@Ernest Bywater
Michael I can see why they want to leave a person with a basic home, but why is it the current laws will often see little folk shoe twenty or thirty grand kicked out and the home sold while the laws allow the rich guys shy millions to keep a multi-million dollar mansion? Because the laws are made by people lobbied by people with big money who want laws to protect their big money.
More likely the millionaire kept their home in that case because it was held by a trust or existed as some other kind of legal entity that both the bankruptcy proceedings and the creditors were unable to get to them.
Joe Blow technically has the capability of doing the same thing as well, but typically lack the legal know-how on how to go about doing so and keeping the entity properly separate from everything else.
It takes a bit of somewhat obscure knowledge and someone with a fair bit of time to keep things straight(which is where being rich has its perks, you have those guys on retainer/payroll to make sure all the boxes are properly checked).
The other game they'll do is the house itself may be held by a third company(that they also control).

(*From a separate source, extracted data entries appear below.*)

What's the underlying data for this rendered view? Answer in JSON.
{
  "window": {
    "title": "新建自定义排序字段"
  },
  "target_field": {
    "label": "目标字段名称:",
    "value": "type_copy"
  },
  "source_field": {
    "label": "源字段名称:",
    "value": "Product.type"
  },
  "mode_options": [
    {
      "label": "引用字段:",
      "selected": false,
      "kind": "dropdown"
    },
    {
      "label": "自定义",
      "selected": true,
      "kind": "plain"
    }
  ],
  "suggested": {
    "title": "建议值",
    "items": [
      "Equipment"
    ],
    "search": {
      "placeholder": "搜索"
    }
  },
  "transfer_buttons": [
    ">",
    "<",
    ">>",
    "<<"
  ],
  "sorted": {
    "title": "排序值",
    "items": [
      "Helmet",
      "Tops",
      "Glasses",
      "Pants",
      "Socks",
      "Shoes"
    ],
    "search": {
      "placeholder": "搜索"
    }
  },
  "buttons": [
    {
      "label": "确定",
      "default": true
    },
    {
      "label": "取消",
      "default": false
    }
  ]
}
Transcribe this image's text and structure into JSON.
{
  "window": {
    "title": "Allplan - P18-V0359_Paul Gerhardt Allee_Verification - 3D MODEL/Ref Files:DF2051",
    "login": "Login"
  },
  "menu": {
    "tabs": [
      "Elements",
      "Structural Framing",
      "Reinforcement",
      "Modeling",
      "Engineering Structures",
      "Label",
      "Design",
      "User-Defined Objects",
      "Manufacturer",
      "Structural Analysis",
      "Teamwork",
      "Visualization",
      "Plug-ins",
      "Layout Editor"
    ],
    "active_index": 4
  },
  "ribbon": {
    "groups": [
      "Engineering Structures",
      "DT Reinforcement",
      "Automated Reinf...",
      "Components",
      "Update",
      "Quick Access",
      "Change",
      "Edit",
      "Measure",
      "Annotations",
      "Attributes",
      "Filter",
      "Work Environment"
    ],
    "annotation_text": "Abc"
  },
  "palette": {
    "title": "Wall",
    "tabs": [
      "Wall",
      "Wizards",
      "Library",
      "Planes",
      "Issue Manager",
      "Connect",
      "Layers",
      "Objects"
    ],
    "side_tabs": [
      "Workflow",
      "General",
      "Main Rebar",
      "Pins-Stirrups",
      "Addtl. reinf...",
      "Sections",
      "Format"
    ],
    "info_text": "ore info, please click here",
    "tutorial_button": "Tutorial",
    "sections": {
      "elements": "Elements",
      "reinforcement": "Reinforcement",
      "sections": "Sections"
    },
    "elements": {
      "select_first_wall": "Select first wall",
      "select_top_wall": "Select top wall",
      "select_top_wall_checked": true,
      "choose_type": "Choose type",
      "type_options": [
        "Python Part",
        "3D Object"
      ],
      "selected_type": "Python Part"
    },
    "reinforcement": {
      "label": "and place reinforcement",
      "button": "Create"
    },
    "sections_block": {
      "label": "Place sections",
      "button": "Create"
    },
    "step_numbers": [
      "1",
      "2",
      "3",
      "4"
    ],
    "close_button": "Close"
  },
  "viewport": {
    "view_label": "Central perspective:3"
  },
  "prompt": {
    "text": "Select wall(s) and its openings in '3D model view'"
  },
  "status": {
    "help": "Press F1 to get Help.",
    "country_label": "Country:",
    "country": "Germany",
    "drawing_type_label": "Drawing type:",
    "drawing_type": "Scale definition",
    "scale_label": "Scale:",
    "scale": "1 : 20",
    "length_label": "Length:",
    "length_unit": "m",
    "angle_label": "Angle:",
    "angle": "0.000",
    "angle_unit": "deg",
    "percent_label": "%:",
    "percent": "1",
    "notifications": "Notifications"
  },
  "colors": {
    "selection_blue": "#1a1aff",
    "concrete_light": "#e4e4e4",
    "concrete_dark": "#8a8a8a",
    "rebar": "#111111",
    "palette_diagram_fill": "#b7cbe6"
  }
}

Company A pays Holding Company B "rent" for use of the house "for business functions" while the Millionaire pays the holding company(themselves) the difference.
That way Company A can go up and the house is safe as Company B "is uninvolved." Likewise, the person can go bankrupt, but because they don't own the property, Company B does(which is likely held in some form of trust), the creditors can't get to it.
It's a little more complicated than that, but they accomplish those results by keeping their money in multiple different pots which exist as their own legal entities. So that if one piece should fall, its going to take a lot of work to take all of them down with it.
Which usually means that's something only a Government could accomplish, and only in specific circumstances.